Most of the Afghans include those who are being fast-tracked for Special Immigrant Visas (SIVs) — reserved for interpreters and their family members who worked with the American military during the Afghanistan war.
In addition, Biden’s State Department has created the P-2 visa for Afghans who are not eligible for SIVs but who say they worked for military contractors and organizations in coordination with the American military.
Without a clear total bound for resettlement and a detailed vetting process, ten Republican governors have asked the Biden administration to resettle Afghans in their states.
Thus far, they include:
- South Carolina’s Henry McMaster
- Maryland’s Larry Hogan
- Massachusetts’ Charlie Baker
- Utah’s Spencer Cox
- Georgia’s Brian Kemp
- Arkansas’ Asa Hutchinson
- Arizona’s Doug Ducey
- Iowa’s Kim Reynolds
- Oklahoma’s Kevin Stitts
- Vermont’s Phil Scott
“We are eager to continue that practice and assist with the resettlement of individuals and families fleeing Afghanistan, especially those who valiantly helped U.S. troops, diplomats, journalists, and other civilians over the past 20 years,” Cox said in a statement.
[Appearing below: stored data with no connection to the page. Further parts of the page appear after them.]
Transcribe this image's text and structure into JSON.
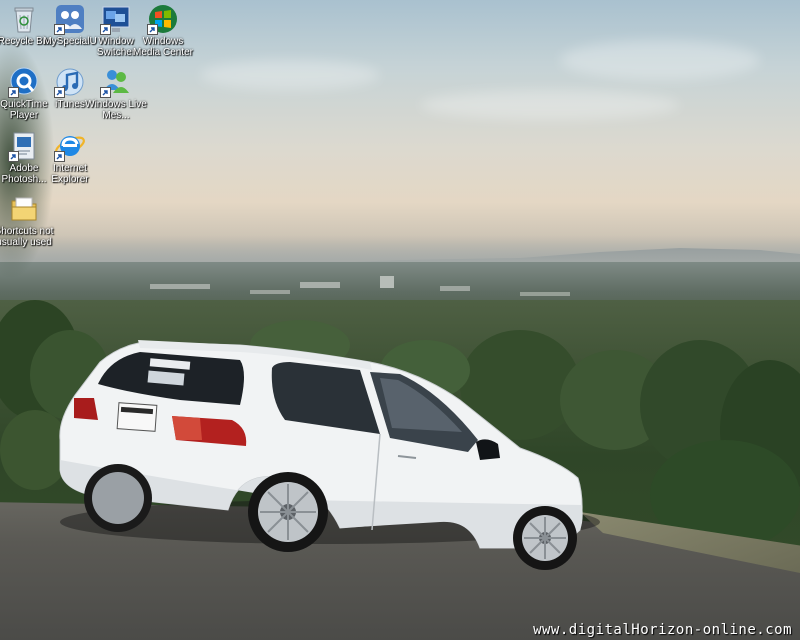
{
  "desktop": {
    "icons": [
      {
        "label": "Recycle Bin",
        "icon": "recycle-bin-icon",
        "shortcut": false
      },
      {
        "label": "MySpecialU",
        "icon": "myspecialu-icon",
        "shortcut": true
      },
      {
        "label": "Window Switcher",
        "icon": "window-switcher-icon",
        "shortcut": true
      },
      {
        "label": "Windows Media Center",
        "icon": "windows-media-center-icon",
        "shortcut": true
      },
      {
        "label": "QuickTime Player",
        "icon": "quicktime-icon",
        "shortcut": true
      },
      {
        "label": "iTunes",
        "icon": "itunes-icon",
        "shortcut": true
      },
      {
        "label": "Windows Live Mes...",
        "icon": "windows-live-messenger-icon",
        "shortcut": true
      },
      {
        "label": "Adobe Photosh...",
        "icon": "photoshop-icon",
        "shortcut": true
      },
      {
        "label": "Internet Explorer",
        "icon": "internet-explorer-icon",
        "shortcut": true
      },
      {
        "label": "Shortcuts not usually used",
        "icon": "folder-icon",
        "shortcut": false
      }
    ]
  },
  "wallpaper": {
    "watermark": "www.digitalHorizon-online.com"
  },
  "colors": {
    "icon_label_text": "#ffffff",
    "icon_label_shadow": "#000000",
    "car_body": "#f2f4f5"
  }
}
Kemp suggested in a statement that he is open to resettling Afghans in Georgia, stating, “it is vitally important to keep those who partnered with American armed forces over the last 20 years safe from harm.”
Hogan, in a statement, said more refugee resettlement in Maryland “is the least we can do” to help Afghans, while Baker said in a statement that Massachusetts is looking to resettle refugees “seeking safety and peace in America.”